The U.S. Department of Health and Human Services, Office on Women's Health provides Quick Health Data Online, formerly known as the National Women's Health Indicators Database, an interactive system that provides reliable and easily accessible health data to help assess needs, develop programs, and inform policies.


The Women’s Health and Mortality Chartbook is a statistical resource on women’s health in each of the states, the District of Columbia, Guam, Puerto Rico and the US Virgin Islands. The chartbook was developed to provide readers with an easy-to-use collection of current jurisdiction data on critical issues of relevance to women. A total of 28 different health indicators are featured, which highlight some of the key issues related to women’s health that are being measured regularly at the state level.


The 2011 Health Disparities Profiles examines key health indicators at the state level for different racial and ethnic populations in each of the 50 states, the District of Columbia, Guam, Puerto Rico and the US Virgin Islands. Twenty-two health indicators are presented, which highlight some of the key areas related to health disparities among different populations. It can be used as a reference for policymakers and program managers to identify areas where major health disparities exist in each state.


ClinicalTrials.gov  is a research database and registry of publicly and privately supported clinical studies of human participants maintain by the National Library of Medicine (NLM) at the National Institude of Health (NIH). It is a resource that provides patients, researchers, health care professionals, and the public access to a wide range of clincial studies on diseases and conditions. 

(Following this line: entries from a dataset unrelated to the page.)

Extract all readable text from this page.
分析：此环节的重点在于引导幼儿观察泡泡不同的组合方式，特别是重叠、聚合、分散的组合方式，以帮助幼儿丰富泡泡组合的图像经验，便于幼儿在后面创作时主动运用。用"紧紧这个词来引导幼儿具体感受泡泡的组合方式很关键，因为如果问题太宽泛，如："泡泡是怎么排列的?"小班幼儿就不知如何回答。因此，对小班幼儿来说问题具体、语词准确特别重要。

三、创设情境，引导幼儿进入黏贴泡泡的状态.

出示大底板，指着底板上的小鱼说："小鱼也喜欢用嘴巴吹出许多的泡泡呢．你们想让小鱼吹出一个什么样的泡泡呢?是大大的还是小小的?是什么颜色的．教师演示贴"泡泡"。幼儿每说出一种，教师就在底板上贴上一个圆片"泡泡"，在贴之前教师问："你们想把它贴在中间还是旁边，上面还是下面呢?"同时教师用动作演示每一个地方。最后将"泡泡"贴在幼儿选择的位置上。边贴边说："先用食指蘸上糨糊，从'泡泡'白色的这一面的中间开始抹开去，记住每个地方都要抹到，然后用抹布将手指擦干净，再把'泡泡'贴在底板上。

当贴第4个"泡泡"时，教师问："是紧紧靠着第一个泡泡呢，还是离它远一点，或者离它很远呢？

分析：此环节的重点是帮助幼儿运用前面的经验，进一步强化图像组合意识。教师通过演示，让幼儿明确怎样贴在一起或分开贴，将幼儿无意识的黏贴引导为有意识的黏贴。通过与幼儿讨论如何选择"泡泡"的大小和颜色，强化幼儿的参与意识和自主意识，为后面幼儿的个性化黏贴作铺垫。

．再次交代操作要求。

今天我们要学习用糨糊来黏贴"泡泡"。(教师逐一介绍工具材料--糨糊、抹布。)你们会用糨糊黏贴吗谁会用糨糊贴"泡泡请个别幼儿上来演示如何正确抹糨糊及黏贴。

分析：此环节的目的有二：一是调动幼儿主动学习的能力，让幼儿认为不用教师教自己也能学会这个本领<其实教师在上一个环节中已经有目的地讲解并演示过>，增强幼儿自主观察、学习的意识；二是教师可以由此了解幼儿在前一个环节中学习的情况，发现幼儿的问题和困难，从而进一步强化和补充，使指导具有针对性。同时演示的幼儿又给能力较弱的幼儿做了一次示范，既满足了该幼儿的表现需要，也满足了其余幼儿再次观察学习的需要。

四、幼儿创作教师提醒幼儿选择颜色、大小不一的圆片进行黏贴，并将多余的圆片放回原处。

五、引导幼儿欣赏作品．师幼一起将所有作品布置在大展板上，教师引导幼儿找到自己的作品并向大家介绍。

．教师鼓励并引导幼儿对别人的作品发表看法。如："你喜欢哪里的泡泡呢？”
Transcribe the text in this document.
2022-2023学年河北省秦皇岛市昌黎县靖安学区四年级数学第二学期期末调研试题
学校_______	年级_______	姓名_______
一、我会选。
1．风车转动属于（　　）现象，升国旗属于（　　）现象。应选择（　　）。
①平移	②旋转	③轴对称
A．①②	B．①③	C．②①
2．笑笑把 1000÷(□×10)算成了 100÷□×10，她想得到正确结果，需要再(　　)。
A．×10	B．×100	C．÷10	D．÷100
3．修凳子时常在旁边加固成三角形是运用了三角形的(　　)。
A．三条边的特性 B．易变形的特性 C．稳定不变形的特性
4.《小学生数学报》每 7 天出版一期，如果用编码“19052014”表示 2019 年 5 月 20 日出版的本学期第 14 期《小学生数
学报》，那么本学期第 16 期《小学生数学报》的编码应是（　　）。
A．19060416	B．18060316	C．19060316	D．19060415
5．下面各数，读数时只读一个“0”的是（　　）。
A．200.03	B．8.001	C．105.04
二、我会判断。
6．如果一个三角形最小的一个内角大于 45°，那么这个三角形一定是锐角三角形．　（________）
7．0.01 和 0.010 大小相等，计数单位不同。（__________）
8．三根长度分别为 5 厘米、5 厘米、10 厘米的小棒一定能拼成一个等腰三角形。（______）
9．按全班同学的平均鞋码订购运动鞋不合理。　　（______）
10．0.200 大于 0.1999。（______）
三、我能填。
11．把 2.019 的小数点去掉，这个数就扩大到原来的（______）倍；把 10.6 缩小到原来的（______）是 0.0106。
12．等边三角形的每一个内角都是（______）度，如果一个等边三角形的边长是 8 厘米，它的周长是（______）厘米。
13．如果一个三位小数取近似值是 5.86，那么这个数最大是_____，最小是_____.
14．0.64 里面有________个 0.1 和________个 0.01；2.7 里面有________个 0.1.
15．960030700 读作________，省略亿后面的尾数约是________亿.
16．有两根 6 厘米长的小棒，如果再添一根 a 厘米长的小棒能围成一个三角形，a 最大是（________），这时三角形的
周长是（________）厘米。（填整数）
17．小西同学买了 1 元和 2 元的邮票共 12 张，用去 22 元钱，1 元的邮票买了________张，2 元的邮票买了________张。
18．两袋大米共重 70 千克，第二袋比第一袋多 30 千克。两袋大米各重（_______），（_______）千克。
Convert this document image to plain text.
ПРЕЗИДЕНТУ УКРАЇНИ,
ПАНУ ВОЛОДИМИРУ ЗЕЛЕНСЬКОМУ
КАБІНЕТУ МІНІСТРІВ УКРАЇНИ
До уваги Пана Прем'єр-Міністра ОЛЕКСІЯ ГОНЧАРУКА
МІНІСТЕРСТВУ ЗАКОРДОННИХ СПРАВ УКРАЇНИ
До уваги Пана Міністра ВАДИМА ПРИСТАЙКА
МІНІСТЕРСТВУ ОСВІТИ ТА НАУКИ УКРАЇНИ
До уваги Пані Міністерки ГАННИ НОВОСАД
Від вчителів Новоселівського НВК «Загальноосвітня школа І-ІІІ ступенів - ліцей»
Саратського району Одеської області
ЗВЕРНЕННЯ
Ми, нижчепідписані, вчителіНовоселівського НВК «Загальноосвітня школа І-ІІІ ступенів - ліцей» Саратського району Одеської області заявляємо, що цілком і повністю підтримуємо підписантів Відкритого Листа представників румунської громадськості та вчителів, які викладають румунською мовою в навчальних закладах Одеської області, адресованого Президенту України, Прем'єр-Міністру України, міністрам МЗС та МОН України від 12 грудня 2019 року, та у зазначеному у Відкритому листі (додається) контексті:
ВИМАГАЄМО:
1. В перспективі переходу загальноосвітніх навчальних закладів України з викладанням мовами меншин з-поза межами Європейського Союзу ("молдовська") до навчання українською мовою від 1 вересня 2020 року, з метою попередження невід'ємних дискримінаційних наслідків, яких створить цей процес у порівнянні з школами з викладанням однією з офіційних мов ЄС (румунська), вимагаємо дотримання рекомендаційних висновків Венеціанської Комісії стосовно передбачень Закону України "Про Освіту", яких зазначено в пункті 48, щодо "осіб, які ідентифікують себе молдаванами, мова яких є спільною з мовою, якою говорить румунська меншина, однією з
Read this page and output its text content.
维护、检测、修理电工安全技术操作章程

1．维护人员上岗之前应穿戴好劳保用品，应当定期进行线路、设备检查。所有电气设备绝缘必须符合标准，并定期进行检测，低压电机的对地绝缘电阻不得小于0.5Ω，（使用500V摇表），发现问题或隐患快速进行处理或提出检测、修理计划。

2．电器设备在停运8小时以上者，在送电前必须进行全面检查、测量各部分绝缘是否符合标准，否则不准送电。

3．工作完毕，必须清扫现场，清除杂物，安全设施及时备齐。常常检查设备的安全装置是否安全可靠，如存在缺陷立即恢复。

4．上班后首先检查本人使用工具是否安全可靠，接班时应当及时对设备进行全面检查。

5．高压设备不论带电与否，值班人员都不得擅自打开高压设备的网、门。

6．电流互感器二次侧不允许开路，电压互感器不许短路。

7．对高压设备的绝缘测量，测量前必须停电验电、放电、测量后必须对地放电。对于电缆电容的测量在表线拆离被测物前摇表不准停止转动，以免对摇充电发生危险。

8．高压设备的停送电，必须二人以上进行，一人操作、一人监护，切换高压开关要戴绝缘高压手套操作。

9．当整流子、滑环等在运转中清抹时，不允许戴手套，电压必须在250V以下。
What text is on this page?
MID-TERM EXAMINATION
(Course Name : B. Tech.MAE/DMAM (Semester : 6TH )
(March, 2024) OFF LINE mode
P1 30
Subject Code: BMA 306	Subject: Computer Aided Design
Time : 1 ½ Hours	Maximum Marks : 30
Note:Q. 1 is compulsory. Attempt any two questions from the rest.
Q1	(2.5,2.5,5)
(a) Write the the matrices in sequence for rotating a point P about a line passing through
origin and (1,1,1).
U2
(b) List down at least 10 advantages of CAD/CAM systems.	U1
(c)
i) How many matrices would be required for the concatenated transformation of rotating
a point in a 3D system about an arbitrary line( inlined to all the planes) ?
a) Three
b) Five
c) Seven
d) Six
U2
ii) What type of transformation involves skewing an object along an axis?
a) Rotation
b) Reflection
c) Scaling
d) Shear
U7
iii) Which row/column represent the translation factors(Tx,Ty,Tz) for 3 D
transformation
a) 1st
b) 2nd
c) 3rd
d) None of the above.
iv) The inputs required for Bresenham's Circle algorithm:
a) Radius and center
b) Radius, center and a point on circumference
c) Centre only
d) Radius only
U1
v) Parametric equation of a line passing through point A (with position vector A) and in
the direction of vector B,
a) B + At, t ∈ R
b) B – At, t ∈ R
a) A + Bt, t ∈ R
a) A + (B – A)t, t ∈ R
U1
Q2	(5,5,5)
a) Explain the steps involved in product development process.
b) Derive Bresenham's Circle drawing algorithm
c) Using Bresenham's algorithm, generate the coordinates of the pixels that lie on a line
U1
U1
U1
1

ResearchMatch is an NIH funded initiative with the collabration of several academic institutions to connect people searching for research studies, and for researchers seeking people to participate in their studies. it is a free and secure registry for the public with clinical studies looking for health participants to partcipants with specific health conditions. 


The NIH Clinical Research Studies is a database on clinical research studies conducted at the NIH Clinical Center in Bethesda, Maryland. The Clinical Center hosts a wide range of studies from rare diseases to chronic health conditions, as well as studies for healthy volunteers. Users can search by diagnosis, sign, symptom, other key words, or institution.